L'estate e la voglia di leggere




   L'estate ci invita alla lettura sotto l'ombrellone, a bordo piscina, ai piedi di un albero in montagna, o lungo le rive di un fiume a valle. Il tempo libero deve essere ben speso e la lettura è un momento tutto nostro. Cosa leggere?
Non ci sono istruzioni da seguire, si procede per gusti, per interessi, per voglia di conoscere un autore, un libro acquistato per curiosità e  solo per sentito dire.
Già dalle prime pagine ci accorgiamo se fa per noi. Questo è un metodo infallibile per leggere con trasporto.
A volte la scelta cade su quello che dopo alcune pagine si rivela ben lontano dalle nostre aspettative. Il libro è un'avventura e scoprirlo strada facendo è molto meglio che conoscerne anzitempo il tutto.

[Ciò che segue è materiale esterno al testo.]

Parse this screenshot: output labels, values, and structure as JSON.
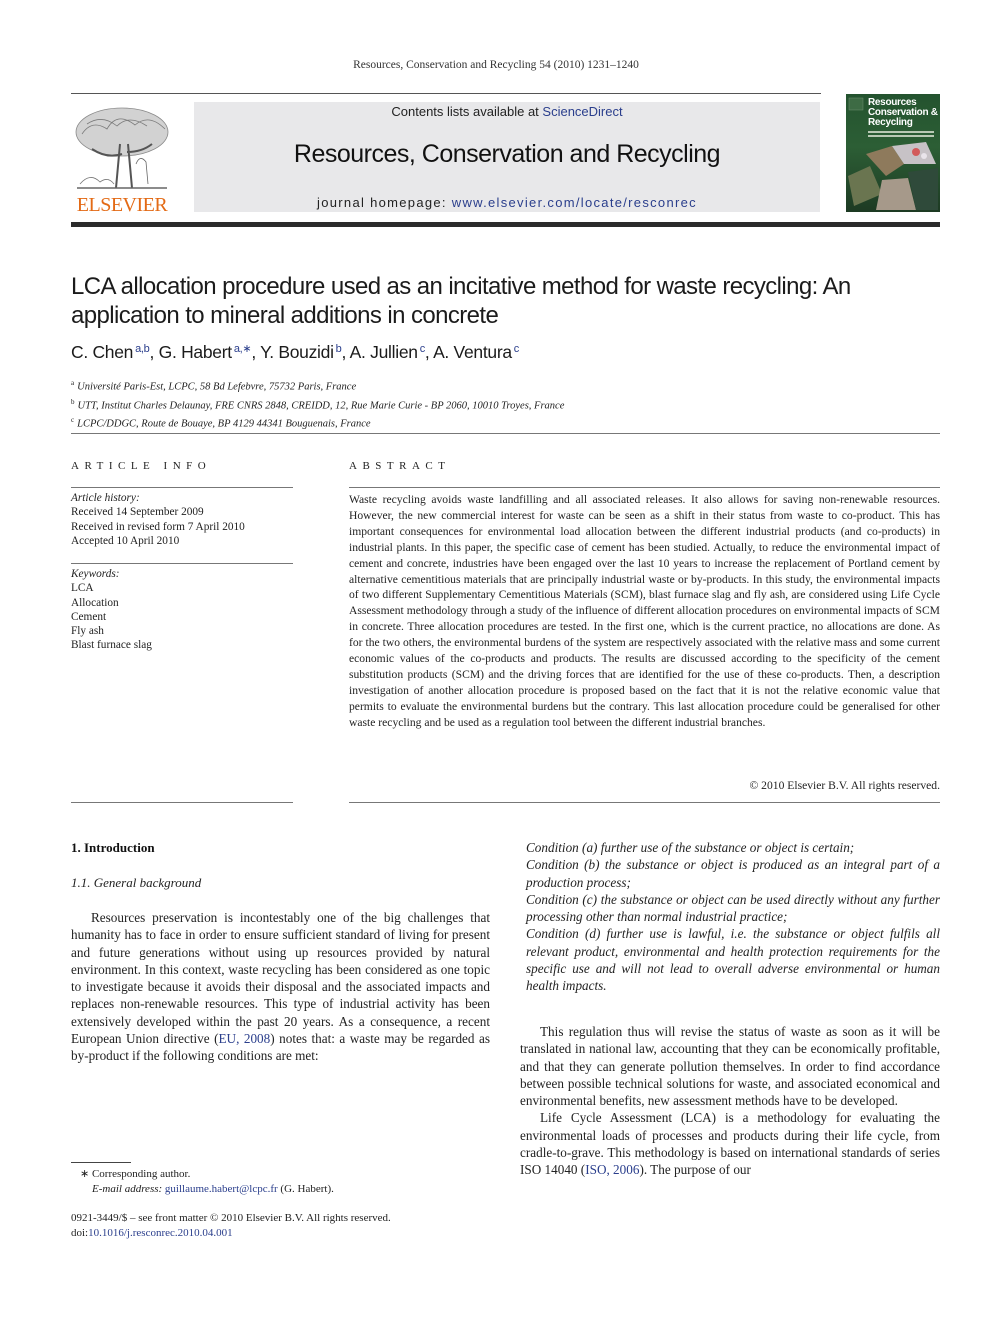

Ci sono poi libri che possono interessare, fanno il nostro caso se solo li conoscessimo. La pubblicità serve a questo e spesso si crede che un libro molto pubblicizzato sia indice di buona lettura. Non sempre questo binomio dice il vero. E non mancano le delusioni in tal senso.  In questo blog parlo molto di libri e anche dei miei,  in particolare in questo periodo del mio ultimo romanzo "Nel mezzo del tempo" Graus Editore. E' la storia di una donna, un vecchio amore, una zia ingombrante, un marito inaspettato, un futuro da costruire. E ancora famiglie, incontri, progetti e speranze. Una storia nata percorrendo un sentiero quando ho rivisto in vecchi ricordi persone che nemmeno ricordavo più.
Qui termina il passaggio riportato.